The distinctiveness of the centre west lies in the contrast between resource-rich localities where tubers form an abundant resource for several months of the year, and the surrounding resource-poor region, offering 'bugger-all'. This is very different from the situation further south on the Swan coastal plain, where persons could divide their resource usage and their time between reeds in the swamps, waterfowl on the lakes, fish in the estuaries, kangaroos in the plateau valleys, and yam-digging on the riverine alluvial terraces at the foot of the Darling Scarp. A wide variety of relatively abundant resources allowed relatively dense, but widely spread, occupance (Hallam 1988). In the Geraldton region, resource concentration necessitated concentration of individuals.

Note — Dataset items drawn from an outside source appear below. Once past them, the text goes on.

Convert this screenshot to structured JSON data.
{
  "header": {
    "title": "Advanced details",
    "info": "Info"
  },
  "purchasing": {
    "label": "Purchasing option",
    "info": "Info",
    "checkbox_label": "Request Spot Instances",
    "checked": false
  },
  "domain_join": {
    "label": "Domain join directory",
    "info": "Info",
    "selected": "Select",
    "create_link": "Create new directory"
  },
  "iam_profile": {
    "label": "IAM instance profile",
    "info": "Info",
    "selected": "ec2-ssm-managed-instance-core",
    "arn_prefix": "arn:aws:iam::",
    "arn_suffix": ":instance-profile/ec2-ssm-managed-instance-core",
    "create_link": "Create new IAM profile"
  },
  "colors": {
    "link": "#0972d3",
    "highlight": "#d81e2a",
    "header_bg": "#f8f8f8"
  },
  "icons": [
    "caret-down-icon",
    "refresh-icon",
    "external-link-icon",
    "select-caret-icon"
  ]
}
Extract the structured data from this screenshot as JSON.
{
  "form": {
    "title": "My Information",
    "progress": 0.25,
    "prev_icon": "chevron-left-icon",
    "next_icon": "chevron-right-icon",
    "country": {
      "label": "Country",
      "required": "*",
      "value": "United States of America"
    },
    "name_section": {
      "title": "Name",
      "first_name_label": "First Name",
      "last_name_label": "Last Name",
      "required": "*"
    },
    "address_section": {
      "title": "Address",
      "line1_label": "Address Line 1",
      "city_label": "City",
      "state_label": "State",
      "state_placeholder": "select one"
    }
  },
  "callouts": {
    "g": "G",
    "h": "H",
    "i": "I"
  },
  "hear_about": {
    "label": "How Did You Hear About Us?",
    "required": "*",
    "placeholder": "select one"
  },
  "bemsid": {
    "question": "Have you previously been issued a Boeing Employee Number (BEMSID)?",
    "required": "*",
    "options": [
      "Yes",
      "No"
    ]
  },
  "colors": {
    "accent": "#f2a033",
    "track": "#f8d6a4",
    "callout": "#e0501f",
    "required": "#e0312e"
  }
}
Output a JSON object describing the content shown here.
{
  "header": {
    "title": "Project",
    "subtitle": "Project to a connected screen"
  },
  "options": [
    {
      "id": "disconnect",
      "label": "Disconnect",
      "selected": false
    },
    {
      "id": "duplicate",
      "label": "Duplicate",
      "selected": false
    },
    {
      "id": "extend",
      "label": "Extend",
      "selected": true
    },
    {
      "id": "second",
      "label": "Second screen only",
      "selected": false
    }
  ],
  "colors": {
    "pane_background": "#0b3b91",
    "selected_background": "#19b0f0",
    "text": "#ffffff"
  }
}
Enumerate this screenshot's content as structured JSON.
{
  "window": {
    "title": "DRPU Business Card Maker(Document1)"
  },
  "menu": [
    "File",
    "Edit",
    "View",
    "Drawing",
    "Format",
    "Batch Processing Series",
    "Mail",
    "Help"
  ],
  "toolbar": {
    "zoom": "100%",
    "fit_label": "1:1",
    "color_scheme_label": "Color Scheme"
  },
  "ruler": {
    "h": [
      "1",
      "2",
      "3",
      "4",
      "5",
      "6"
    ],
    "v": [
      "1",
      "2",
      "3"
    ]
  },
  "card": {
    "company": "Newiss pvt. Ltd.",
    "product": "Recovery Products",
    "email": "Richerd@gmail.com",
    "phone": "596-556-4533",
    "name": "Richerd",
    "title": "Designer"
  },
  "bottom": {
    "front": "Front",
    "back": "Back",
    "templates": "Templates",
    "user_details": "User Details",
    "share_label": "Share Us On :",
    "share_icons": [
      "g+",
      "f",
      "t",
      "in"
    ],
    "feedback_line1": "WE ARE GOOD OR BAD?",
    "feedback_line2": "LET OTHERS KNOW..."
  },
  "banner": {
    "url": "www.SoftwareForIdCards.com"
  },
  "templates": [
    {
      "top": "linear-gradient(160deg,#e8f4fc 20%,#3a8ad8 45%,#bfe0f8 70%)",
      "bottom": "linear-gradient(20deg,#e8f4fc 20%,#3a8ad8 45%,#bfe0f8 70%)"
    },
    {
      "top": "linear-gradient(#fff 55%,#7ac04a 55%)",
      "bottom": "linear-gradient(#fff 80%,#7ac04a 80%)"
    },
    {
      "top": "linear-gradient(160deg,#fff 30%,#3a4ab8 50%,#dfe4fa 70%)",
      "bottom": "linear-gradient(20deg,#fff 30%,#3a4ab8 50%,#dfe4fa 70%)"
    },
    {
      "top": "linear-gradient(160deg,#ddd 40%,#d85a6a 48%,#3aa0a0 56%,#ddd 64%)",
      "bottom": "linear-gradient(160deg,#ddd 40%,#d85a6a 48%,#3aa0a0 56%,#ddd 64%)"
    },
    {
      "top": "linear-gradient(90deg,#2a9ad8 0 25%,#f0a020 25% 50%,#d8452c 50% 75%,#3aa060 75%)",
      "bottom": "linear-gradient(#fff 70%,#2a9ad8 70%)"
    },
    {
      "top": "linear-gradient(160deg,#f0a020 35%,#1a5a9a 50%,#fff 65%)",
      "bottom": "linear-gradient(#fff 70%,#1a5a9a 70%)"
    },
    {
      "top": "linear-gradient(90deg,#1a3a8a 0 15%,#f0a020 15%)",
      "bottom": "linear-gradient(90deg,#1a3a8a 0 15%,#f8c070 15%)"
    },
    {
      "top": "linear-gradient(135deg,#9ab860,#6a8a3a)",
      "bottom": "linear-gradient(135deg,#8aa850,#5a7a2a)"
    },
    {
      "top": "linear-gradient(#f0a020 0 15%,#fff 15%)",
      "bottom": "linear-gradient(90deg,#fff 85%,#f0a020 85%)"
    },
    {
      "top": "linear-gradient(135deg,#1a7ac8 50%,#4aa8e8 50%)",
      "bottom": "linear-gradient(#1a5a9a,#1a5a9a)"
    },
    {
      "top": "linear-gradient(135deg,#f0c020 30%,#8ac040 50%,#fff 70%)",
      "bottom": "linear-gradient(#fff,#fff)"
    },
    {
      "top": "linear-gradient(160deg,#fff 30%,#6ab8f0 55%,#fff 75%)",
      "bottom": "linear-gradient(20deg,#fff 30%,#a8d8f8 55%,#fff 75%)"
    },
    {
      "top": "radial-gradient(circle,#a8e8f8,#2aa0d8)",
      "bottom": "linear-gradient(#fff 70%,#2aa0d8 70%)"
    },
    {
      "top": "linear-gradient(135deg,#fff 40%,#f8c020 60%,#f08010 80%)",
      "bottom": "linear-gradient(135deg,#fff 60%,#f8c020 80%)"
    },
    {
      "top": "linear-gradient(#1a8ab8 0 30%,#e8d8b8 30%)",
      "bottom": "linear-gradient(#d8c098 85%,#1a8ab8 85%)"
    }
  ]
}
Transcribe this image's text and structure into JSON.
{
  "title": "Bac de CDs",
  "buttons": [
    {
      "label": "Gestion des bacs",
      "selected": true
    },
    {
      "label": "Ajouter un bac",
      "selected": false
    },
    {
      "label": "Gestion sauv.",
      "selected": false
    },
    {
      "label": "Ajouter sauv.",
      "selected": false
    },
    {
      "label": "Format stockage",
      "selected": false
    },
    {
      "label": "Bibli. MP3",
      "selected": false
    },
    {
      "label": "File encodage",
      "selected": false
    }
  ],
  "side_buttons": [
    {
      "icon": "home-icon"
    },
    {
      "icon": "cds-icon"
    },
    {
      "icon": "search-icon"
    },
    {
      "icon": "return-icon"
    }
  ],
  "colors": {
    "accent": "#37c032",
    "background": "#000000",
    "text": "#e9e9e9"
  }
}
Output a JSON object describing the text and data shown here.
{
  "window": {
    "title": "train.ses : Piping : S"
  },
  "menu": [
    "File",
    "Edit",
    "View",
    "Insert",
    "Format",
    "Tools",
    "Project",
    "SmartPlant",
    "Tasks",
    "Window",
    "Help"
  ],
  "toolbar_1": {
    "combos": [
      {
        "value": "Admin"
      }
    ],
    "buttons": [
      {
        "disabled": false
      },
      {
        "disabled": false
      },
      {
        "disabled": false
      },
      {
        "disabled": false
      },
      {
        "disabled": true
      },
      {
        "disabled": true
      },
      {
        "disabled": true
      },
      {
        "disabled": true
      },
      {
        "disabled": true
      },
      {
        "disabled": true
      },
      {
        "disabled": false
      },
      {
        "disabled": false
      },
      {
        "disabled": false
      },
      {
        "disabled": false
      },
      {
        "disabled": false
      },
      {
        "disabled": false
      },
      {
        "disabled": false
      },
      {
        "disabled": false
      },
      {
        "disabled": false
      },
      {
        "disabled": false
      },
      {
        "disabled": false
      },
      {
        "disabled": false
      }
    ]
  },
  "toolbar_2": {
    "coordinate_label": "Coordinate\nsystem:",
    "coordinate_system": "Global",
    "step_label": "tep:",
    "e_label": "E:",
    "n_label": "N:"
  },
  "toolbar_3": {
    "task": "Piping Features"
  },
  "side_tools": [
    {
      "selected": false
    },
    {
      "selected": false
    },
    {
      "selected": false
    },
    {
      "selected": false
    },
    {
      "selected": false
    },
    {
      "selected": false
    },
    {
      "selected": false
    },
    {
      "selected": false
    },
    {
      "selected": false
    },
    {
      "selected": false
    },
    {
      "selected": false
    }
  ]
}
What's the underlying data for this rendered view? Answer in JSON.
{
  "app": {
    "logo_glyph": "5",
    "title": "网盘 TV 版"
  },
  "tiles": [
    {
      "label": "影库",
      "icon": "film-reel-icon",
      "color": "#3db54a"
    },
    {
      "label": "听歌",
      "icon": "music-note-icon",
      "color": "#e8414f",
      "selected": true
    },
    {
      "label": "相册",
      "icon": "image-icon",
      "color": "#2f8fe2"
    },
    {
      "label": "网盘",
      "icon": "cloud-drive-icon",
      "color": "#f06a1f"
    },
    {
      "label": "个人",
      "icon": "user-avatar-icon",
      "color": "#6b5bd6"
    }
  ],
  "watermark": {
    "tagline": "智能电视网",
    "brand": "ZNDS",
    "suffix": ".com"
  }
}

The situation described by Gerritsen did not need an external stimulus. It is part of an Australia-wide picture of a great variety of patterns of subsistence, of grouping, and of grouping changes over the year, developed as population rose and filled environmental niches. The Australian picture is part of a worldwide picture of the inescapable development, in every continent, of greater degrees of sedentism as populations approached resource capacity. Only by stringent demographic constraint could populations then evade moving further into the chores of cultivation. Sedentism led to domestication, not vice versa, as is apparent in many parts of the Eurasian landmass from the final Pleistocene onward (Nishida 2002; Yasuda 2002). Grey and Stokes observed ethnographically processes that elsewhere are evidenced only archaeologically.
Gerritsen marshals a fascinating set of observations, but they deserve to be more fully appreciated in their appropriate Australian and world context.